Esta circunstancia tiene una consecuencia importante: los argentinos construyen una idea del éxito y la relevancia de estos viajes que en general no coincide con la realidad. Este no es un dato menor, en medio de una crisis como la actual, cuando la opinión pública tiene tan sensibilizado el nivel de sus expectativas.

La Argentina ha pagado un precio muy alto, en el pasado, por tomar la visión local como verdadera. Entre 1982 y 1983 se produjeron dos hechos significativos: la Guerra de Malvinas y la renegociación de la deuda externa. En el primer caso, toda la idea de la invasión y del conflicto estuvo sostenida en supuestos falsos: (a) los Estados Unidos no iban a enfrentar el interés de un país latinoamericano -Argentina-para sostener la posesión británica de una isla perdida en el Atlántico Sur; (b) la entonces Comunidad Económica Europea estaría del lado argentino -en razón de la fuerte afinidad étnica y cultural-principalmente por la inmigración recibida de países como España, Italia y Francia y (c) China y Rusia -como miembros permanentes del Consejo de Seguridad de las Naciones Unidas-vetarían cualquier resolución contra la invasión argentina, porque su objetivo era atacar los imperios coloniales y fomentar la creación de focos a la manera de Vietnam. Con el conflicto ya declarado, la evolución del mismo y los viajes de los funcionarios argentinos, eran presentados como parte de un proceso en el cual la Argentina estaba venciendo. Muchos de esos argumentos tuvieron amplia aceptación en la Argentina. Mirados desde el exterior, se parecían a un acto de locura colectivo.
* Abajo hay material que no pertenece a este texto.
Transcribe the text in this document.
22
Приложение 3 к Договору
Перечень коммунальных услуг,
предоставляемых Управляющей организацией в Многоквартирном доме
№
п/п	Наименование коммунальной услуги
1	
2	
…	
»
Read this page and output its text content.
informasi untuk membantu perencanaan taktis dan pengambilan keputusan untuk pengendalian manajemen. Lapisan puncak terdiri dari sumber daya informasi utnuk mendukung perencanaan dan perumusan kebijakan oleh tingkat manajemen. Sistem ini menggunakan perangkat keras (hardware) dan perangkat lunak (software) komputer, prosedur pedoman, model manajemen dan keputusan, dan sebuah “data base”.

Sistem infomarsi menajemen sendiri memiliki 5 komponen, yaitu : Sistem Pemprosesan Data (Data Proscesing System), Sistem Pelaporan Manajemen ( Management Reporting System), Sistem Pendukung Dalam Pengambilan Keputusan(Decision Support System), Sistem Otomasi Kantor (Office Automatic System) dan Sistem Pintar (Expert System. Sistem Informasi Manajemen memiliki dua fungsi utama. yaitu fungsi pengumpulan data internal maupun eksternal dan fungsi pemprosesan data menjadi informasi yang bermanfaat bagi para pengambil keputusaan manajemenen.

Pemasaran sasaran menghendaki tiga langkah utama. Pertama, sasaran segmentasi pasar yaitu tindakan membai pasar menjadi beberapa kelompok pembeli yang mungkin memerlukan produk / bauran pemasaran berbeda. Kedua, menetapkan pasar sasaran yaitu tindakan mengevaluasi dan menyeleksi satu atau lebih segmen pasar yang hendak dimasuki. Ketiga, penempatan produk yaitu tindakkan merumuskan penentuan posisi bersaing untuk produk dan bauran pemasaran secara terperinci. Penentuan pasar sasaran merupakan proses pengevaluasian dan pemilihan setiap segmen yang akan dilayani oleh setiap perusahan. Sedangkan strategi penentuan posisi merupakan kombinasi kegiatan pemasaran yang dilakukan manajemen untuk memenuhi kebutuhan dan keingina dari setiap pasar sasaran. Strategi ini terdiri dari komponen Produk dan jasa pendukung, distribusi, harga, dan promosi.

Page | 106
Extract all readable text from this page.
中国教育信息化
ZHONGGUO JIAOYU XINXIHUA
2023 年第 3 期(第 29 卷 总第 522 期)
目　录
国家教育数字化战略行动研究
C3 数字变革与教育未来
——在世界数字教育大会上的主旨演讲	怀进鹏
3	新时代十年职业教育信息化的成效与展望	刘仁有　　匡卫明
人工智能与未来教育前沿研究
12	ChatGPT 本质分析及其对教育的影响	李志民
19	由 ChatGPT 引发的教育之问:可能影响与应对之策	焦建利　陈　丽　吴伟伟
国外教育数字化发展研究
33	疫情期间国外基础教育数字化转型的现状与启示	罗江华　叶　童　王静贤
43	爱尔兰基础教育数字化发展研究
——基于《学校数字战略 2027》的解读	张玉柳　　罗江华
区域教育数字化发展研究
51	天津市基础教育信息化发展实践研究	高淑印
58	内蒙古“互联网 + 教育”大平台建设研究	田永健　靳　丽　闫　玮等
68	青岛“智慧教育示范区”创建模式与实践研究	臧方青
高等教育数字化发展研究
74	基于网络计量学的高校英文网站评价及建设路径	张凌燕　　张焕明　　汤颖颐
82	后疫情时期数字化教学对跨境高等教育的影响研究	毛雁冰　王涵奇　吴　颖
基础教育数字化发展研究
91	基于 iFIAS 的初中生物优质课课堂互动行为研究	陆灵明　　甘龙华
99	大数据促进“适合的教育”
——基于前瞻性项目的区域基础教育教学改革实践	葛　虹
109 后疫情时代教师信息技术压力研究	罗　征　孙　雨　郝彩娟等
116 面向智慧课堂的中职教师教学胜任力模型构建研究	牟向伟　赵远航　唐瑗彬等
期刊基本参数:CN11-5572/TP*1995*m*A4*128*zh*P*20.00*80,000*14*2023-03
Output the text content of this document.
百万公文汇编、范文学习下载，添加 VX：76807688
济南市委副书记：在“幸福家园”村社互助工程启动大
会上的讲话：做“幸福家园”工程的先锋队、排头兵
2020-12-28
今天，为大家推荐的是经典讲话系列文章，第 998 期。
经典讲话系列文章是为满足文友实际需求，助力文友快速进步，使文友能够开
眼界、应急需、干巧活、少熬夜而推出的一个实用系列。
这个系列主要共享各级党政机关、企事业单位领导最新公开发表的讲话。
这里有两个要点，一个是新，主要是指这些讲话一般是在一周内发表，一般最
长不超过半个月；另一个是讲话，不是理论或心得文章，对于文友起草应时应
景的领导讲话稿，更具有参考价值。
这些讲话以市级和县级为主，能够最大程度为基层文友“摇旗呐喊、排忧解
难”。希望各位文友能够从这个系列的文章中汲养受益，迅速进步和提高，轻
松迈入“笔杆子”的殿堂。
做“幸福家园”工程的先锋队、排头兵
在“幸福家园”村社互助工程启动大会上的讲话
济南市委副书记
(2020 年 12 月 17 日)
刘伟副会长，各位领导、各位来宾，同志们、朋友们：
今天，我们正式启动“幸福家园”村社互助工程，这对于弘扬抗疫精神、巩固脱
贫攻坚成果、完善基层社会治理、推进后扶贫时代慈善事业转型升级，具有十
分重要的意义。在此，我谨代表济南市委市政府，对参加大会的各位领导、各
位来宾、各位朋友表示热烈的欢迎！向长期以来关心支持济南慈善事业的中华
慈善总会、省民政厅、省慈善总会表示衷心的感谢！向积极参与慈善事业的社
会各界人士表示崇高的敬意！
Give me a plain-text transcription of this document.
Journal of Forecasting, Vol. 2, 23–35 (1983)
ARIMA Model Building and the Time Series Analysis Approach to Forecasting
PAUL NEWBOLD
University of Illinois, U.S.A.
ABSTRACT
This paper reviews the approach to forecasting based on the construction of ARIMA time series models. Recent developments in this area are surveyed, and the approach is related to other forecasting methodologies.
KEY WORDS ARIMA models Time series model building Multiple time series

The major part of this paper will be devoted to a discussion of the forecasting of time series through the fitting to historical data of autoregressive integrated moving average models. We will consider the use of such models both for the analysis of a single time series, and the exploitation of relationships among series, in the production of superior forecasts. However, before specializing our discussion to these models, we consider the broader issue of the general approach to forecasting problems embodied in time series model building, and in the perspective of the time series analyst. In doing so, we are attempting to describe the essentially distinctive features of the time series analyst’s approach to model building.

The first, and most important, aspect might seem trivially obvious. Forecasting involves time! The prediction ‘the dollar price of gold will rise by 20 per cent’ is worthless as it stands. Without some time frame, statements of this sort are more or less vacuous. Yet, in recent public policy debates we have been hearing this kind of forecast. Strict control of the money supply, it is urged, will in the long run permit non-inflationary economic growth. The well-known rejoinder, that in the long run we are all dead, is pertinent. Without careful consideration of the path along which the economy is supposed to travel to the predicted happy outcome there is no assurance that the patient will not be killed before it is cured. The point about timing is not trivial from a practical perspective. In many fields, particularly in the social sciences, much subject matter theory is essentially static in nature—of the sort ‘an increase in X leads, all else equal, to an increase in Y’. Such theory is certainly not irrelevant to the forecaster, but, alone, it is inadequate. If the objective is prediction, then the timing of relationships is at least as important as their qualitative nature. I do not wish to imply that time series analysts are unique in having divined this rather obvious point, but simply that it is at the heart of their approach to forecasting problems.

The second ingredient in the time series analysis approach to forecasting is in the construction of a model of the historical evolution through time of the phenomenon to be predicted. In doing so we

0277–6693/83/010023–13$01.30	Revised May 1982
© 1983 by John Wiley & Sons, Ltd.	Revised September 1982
El restablecimiento del sistema democrático en 1983 enfrentó al gobierno del presidente Alfonsín con la necesidad de resolver el tema del default de la deuda externa declarado un año antes. La idea central de la negociación -que exteriorizaban los ministros de Economía y Relaciones Exteriores, Bernardo Grinspun y Dante Caputo- era que la Argentina conseguiría los mejores términos para reestructurar su deuda porque se había transformado en un país democrático. Lo cierto es que, durante todo el tiempo de ese gobierno, no se llegó a ningún acuerdo global, no se pagaron capital ni intereses de la deuda y la Argentina mantuvo, intacta, su fidelidad al incumplimiento de las obligaciones asumidas.

En la crítica década de los ochenta la Argentina estuvo afuera del mercado internacional de capitales, cuando aparecieron -además-todos los productos financieros derivados de los commodities, que son la riqueza del país.